10月に、阪神タイガースから戦力外通告を言い渡された林威助選手が、日本プロ野球が実施する「12球団合同トライアウト」に来季以降を託すことになった。現在、兵庫県の阪神タイガース二軍本拠地・鳴尾浜球場で練習に励み、11月に行われるトライアウトに向けコンディションを整えている。トライアウトとは、過去に日本プロ野球に在籍し、退団(もしくは戦力外通告)した選手達が指定の球場に集まり、各球団のスカウトや首脳陣(海外球団のスカウトもいる)が見つめる中、実戦形式の「試験」を行うものだ。
台中市生まれの林選手は高校2年生の時に福岡県柳川高校に野球留学、近畿大学を経て、阪神に入団。台湾代表メンバーとして2004年にアテネ五輪、2006年、2009年にWBCに出場した。2007年に115試合に出場、打率.292、15HRで成績を残すも、2008年以降は右肩、左膝靭帯などの故障に悩まされた。昨年以降は、出場機会が減り、2013年も1軍では1試合での出場にとどまった。

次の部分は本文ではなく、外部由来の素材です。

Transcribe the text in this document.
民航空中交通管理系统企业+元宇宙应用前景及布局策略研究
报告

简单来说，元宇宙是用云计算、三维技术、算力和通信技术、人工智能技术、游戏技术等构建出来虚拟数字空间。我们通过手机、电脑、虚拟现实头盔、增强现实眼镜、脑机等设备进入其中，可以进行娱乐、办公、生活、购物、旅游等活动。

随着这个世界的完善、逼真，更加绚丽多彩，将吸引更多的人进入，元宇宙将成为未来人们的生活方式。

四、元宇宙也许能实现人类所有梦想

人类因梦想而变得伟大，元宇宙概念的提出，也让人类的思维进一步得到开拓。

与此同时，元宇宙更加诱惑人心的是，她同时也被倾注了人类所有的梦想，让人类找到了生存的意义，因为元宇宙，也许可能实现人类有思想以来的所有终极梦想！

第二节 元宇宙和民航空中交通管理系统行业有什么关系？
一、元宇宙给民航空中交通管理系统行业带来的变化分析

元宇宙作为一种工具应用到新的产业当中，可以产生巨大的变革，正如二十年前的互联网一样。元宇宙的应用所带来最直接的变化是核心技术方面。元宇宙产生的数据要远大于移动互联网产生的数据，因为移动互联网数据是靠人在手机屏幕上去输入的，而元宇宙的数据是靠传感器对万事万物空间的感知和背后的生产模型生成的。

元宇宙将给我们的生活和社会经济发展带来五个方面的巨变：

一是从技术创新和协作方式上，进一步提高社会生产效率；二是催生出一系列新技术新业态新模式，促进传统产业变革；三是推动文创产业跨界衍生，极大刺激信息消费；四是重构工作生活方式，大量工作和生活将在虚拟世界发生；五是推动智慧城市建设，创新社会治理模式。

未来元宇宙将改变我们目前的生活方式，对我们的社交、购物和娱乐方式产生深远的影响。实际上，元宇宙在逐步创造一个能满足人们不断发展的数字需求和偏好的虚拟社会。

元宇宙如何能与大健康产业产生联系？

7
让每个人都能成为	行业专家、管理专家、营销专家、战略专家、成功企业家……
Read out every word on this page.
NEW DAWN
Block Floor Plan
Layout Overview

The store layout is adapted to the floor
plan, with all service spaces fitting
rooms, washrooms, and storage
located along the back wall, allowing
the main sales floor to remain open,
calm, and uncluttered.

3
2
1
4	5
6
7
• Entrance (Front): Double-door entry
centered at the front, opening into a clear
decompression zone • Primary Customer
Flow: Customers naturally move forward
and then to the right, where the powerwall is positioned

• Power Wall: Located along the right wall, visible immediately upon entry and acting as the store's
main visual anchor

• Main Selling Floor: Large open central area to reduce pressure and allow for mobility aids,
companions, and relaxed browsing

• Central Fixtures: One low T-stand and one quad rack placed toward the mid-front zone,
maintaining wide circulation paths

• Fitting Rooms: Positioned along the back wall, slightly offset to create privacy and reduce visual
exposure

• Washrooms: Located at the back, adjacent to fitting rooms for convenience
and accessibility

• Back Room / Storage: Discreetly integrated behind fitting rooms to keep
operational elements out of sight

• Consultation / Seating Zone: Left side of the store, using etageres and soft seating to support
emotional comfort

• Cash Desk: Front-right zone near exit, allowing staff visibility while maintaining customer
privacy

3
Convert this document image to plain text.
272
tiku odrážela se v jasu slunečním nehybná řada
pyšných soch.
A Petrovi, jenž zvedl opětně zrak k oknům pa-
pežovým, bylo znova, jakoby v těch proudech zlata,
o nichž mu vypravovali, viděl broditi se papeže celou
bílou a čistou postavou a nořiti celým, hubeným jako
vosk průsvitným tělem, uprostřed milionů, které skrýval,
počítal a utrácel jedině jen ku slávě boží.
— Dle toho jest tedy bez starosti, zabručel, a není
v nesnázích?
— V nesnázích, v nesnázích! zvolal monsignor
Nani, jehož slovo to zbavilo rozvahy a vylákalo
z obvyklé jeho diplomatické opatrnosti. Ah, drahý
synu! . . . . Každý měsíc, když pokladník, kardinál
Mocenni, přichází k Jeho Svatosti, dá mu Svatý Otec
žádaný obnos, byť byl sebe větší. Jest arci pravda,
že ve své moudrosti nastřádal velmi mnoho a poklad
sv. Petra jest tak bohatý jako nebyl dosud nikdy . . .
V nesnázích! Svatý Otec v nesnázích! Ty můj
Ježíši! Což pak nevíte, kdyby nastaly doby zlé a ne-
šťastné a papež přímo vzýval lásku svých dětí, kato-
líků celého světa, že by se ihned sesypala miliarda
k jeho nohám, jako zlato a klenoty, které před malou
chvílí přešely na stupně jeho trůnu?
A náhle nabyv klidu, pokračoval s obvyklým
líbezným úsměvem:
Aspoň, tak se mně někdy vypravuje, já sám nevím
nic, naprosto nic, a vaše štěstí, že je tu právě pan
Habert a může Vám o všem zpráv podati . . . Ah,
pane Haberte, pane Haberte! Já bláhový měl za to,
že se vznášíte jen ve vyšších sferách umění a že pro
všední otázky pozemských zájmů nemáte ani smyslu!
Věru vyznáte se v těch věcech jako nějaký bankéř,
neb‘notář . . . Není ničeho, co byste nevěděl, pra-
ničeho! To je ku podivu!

人柄の良さも、ファンから親しまれる要因だった。甲子園のファンのみならず、台湾ファンからの支持も熱い。現在でこそ、日本やアメリカでプレーする台湾人選手は多いが、高校、大学と日本に留学し、日本人枠でドラフト会議で入団した選手の中では「先駆者」。阪神ファンからも惜しむ声も多数上がっている。一方、「打撃は良いが、守備、走塁に問題がある」という評価も拭えなかった。しかし、トライアウトで、守備、走塁面での評価を覆せるか。林威助選手本人は、「できれば日本の球界で選手としてプレーしたい。それが無理なら台湾でのプレーも視野に入れている」と、現役続行を強く希望している。
鳴尾浜球場でのバッティング練習では快音を響かせ、好調をキープしている林選手。トライアウトは11月10日に静岡県草薙球場、11月22日には愛知県ナゴヤ球場で行われる。